Bij een terugval in middelengebruik kan de reclassering een indicatiestelling aanvragen voor
een kortdurende opname voor crisisbehandeling, detoxificatie, stabilisatie, observatie of diagnostiek. Als de voor indicatie verantwoordelijke instantie een kortdurende opname
indiceert, zal de veroordeelde zich, na goedkeuring door de rechter, laten opnemen in een
zorginstelling voor zeven weken of zoveel korter als de reclassering nodig vindt. De justitiële
instantie die verantwoordelijk is voor plaatsing in forensische zorg, bepaalt in welke
zorginstelling de opname plaatsvindt.
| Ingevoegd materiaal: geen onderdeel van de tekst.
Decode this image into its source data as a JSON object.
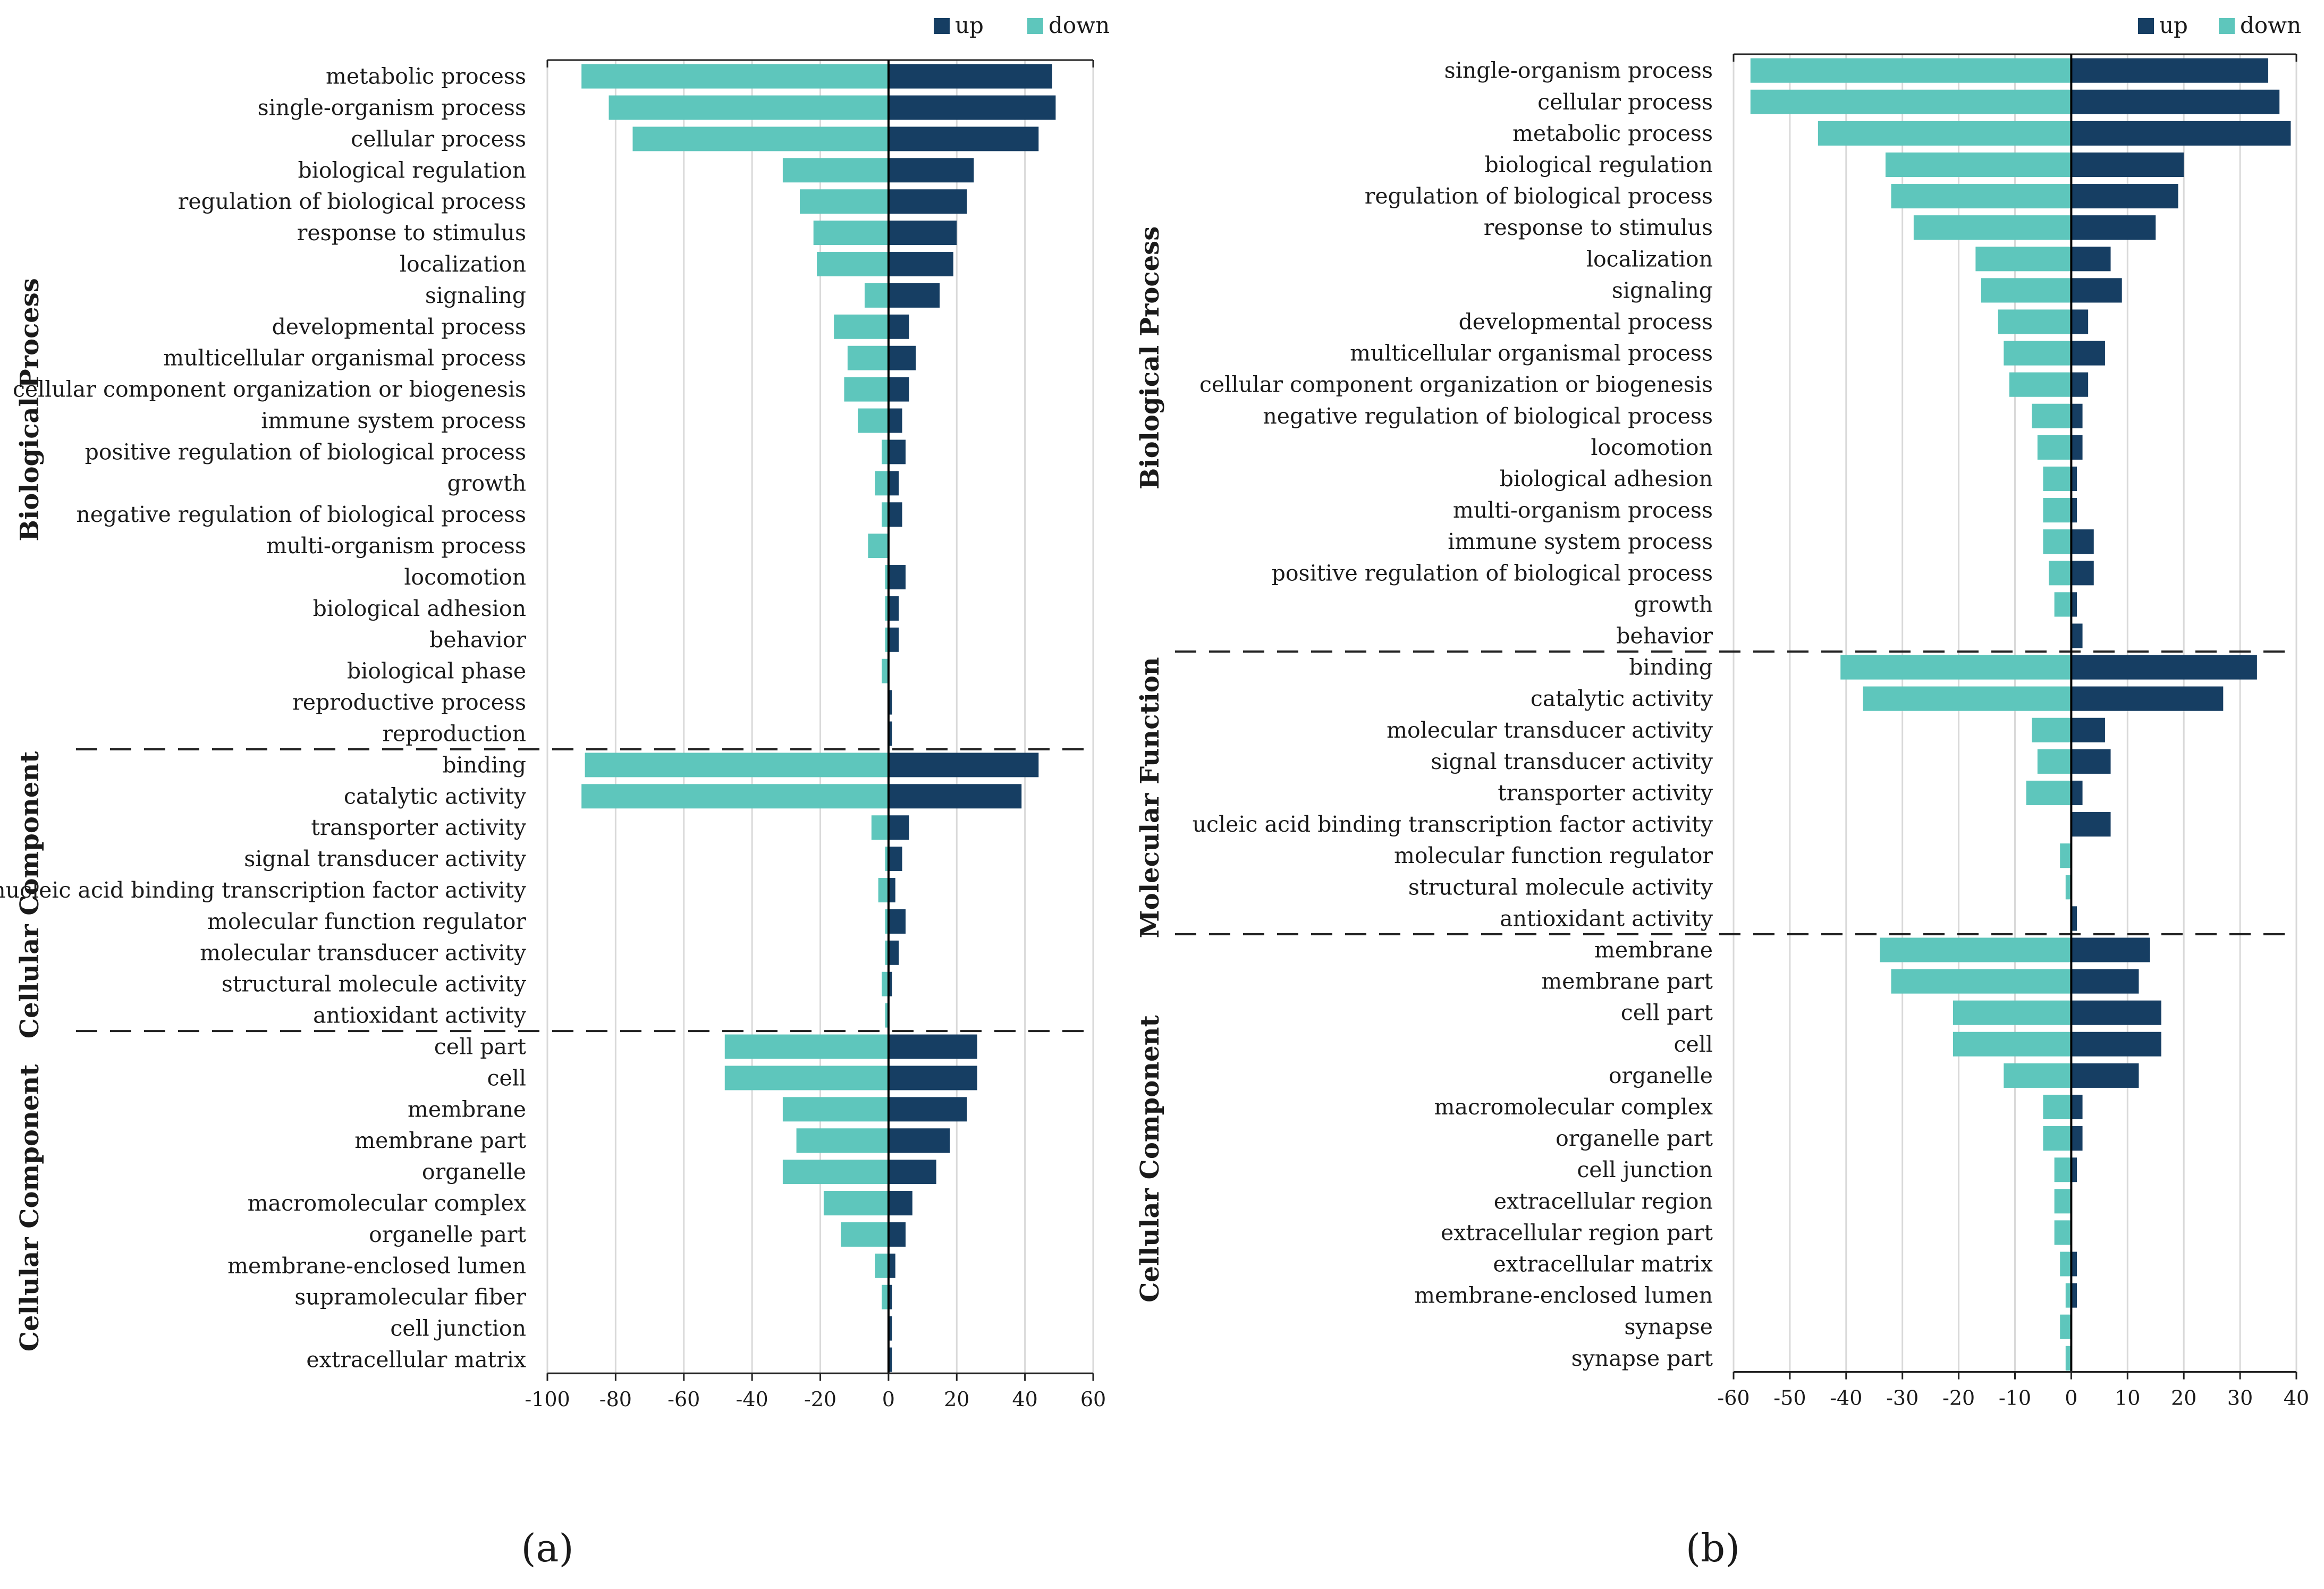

De veroordeelde zal zich houden aan de huisregels en de aanwijzingen die de zorginstelling geeft voor de behandeling. Gelet op de problematiek kan hieronder ook het innemen van medicijnen vallen, als de zorginstelling dat nodig vindt.
Begeleid wonen of maatschappelijke opvang
- zal verblijven in de beschermde woonvorm van Parnassia in [plaats] . Het verblijf start zodra de veroordeelde kan uitstromen uit de [kliniek] . Het verblijf duurt de gehele proeftijd of zoveel korter als de reclassering nodig vindt. De veroordeelde zal zich houden aan de huisregels en het dagprogramma dat de instelling in overleg met de reclassering voor hem heeft opgesteld.
Dagbesteding
- zich zal inspannen voor het vinden en behouden van een opleiding, betaald of onbetaald
werk, met een vaste structuur.
Meewerken aan middelencontrole
- zal meewerken aan controle van het gebruik van alcohol en cocaïne om het middelengebruik te beheersen. De reclassering kan urineonderzoek en ademonderzoek (blaastest) gebruiken voor de controle. De reclassering bepaalt hoe vaak de veroordeelde wordt gecontroleerd.
Geeft aan voornoemde reclasseringsinstelling de opdracht als bedoeld in artikel 14c, zesde lid, van het Wetboek van Strafrecht (Sr) toezicht te houden op de naleving van de voorwaarden en de veroordeelde ten behoeve daarvan te begeleiden.
Voorwaarden daarbij zijn dat de veroordeelde gedurende de proeftijd:
- ten behoeve van het vaststellen van zijn identiteit medewerking zal verlenen aan het nemen van een of meer vingerafdrukken of een identiteitsbewijs als bedoeld in artikel 1 van de Wet op de identificatieplicht ter inzage aanbiedt;
- medewerking zal verlenen aan het reclasseringstoezicht, bedoeld in artikel 14c, zesde lid, van het Wetboek van Strafrecht, de medewerking aan huisbezoeken en het zich melden bij de reclassering zo vaak en zolang als de reclassering dit noodzakelijk acht, daaronder begrepen.
Beveelt dat de op grond van artikel 14c Sr gestelde voorwaarden en het op grond van artikel 14c, zesde lid, Sr uit te oefenen toezicht,
dadelijk uitvoerbaarzijn.
Heft op het reeds geschorste bevel tot voorlopige hechtenis van de verdachte.
Samenstelling rechtbank en uitspraakdatum
Dit vonnis is gewezen door
mr. S.J. Riem, voorzitter,
mr. J.C. van den Bos en mr. A.M.C. de Haan, rechters,
in tegenwoordigheid van de griffier mr. L.S. Rietdijk,
en uitgesproken op de openbare terechtzitting van 3 oktober 2024.